There are two “you” that live together side-by-side. One is the mask, the other is the real you. The mask is the end product of all your insecurities. As all of the other elements that compose our being, it has a purpose of defence. It is there so that we can avoid other’s judgment. It develops when you are young. You have to fit between peers, and if you do something that others don’t like, you are out. So you do what everybody else does. Sometimes, on the contrary, you do the exact opposite because you saw a certain behaviour in a movie and you liked it. You thought that by following that attitude you would be accepted, or in a way or another, that you would have received love.
So you began to mould that character, and before you realized it, you became it. That’s like playing a video game, and all of the sudden thinking that you are the character in it.
You became the mask.
What was a tool of utility in a couple of situations became your cage.

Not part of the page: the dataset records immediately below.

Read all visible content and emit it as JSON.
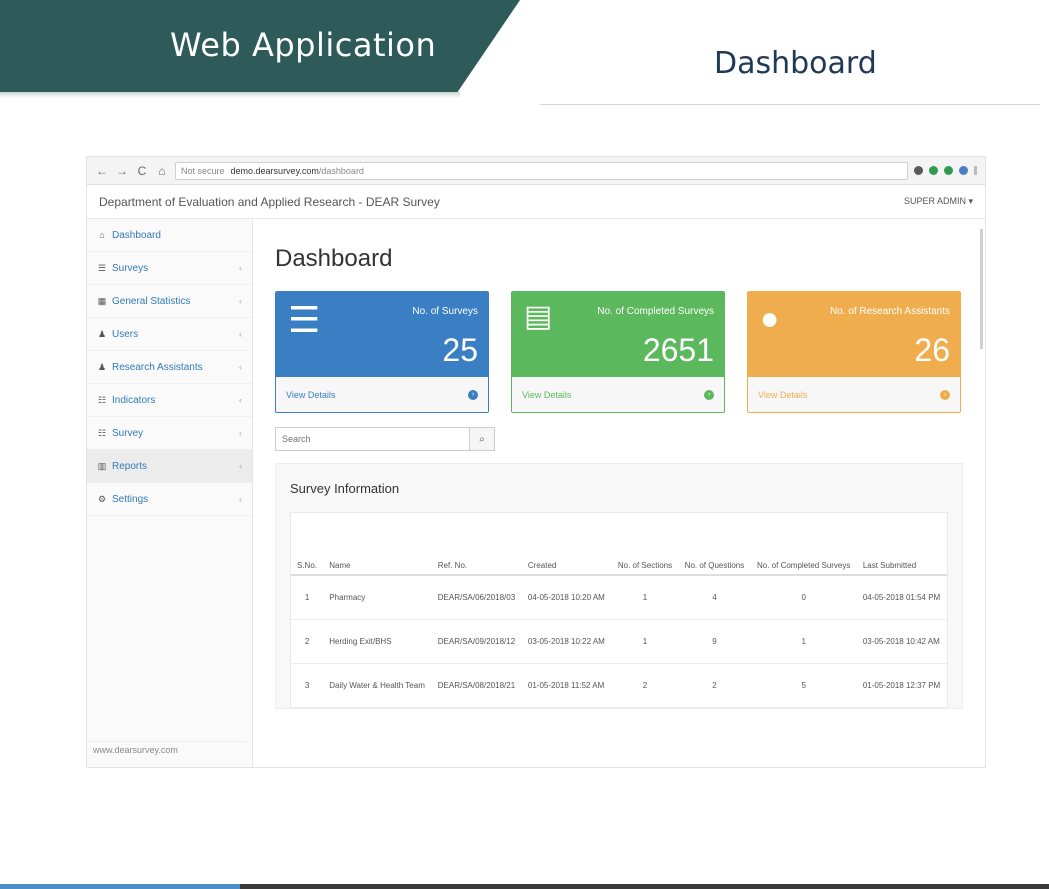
{
  "slide": {
    "title": "Web Application",
    "right_title": "Dashboard"
  },
  "browser": {
    "back": "←",
    "forward": "→",
    "reload": "C",
    "home": "⌂",
    "security": "Not secure",
    "url_host": "demo.dearsurvey.com",
    "url_path": "/dashboard"
  },
  "app": {
    "header_title": "Department of Evaluation and Applied Research - DEAR Survey",
    "user": "SUPER ADMIN ▾",
    "footer": "www.dearsurvey.com"
  },
  "sidebar": {
    "items": [
      {
        "label": "Dashboard",
        "icon": "⌂",
        "chevron": ""
      },
      {
        "label": "Surveys",
        "icon": "☰",
        "chevron": "‹"
      },
      {
        "label": "General Statistics",
        "icon": "▦",
        "chevron": "‹"
      },
      {
        "label": "Users",
        "icon": "♟",
        "chevron": "‹"
      },
      {
        "label": "Research Assistants",
        "icon": "♟",
        "chevron": "‹"
      },
      {
        "label": "Indicators",
        "icon": "☷",
        "chevron": "‹"
      },
      {
        "label": "Survey",
        "icon": "☷",
        "chevron": "‹"
      },
      {
        "label": "Reports",
        "icon": "▥",
        "chevron": "‹"
      },
      {
        "label": "Settings",
        "icon": "⚙",
        "chevron": "‹"
      }
    ]
  },
  "main": {
    "title": "Dashboard",
    "cards": [
      {
        "label": "No. of Surveys",
        "value": "25",
        "footer": "View Details",
        "color": "#3a7ec4",
        "icon": "list-icon"
      },
      {
        "label": "No. of Completed Surveys",
        "value": "2651",
        "footer": "View Details",
        "color": "#5cb85c",
        "icon": "server-icon"
      },
      {
        "label": "No. of Research Assistants",
        "value": "26",
        "footer": "View Details",
        "color": "#f0ad4e",
        "icon": "user-icon"
      }
    ],
    "search": {
      "placeholder": "Search"
    },
    "panel_title": "Survey Information",
    "table": {
      "headers": [
        "S.No.",
        "Name",
        "Ref. No.",
        "Created",
        "No. of Sections",
        "No. of Questions",
        "No. of Completed Surveys",
        "Last Submitted"
      ],
      "rows": [
        [
          "1",
          "Pharmacy",
          "DEAR/SA/06/2018/03",
          "04-05-2018 10:20 AM",
          "1",
          "4",
          "0",
          "04-05-2018 01:54 PM"
        ],
        [
          "2",
          "Herding Exit/BHS",
          "DEAR/SA/09/2018/12",
          "03-05-2018 10:22 AM",
          "1",
          "9",
          "1",
          "03-05-2018 10:42 AM"
        ],
        [
          "3",
          "Daily Water & Health Team",
          "DEAR/SA/08/2018/21",
          "01-05-2018 11:52 AM",
          "2",
          "2",
          "5",
          "01-05-2018 12:37 PM"
        ]
      ]
    }
  }
}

And now you are stuck in it. But not only that, you actually enjoy being in it. Whatever you character is (positive or negative), you think that it brings you some advantages.
All of this is done at the expense of who you really are. The kid that was playing way before needing anyone’s validation. The pure joy that you were made of. Your pure essence, the one that was careless of what was happening, because it knew that everything was actually fine, no matter what. You can be spiritual or not, but you might have experienced this at least once. It’s always in us, whether you want it or not. I’ve seen one of my relatives talk about feeling this for a short amount of time, while being completely ignorant to anything related to psychology or spirituality (religion included).
Living in the reality of your true essence is the only way to be happy. Any other kind of happiness requires the abandonment of who you are to get to that thing/situation/person. This doesn’t mean that you should not be successful. That’s terrible advice. Of course you want to be healthy, wealthy, with a family or whatever else. The difference is where the action comes from.
This is the importance of being yourself.
You can never be fulfilled if you are not starting from you true core. Whatever character you decide to play is not you, and what you achieve playing that character is what it wants, not what you want. Taking decisions that are inherent to your true self is therefore essential for a good life.
This affects your relationships more than anything else. While playing your character you might look cool, but you’ll never be able to feel the connection that is one of the best experiences of life, if you use your energies to keep pretending that you are someone else.
Whenever you have the possibility to predict that you are about to do something that is not true to yourself, change it. Do what you would do if you weren’t afraid, if money were no object, and if you appreciated everyone. One single action today, can change your life in 20 years.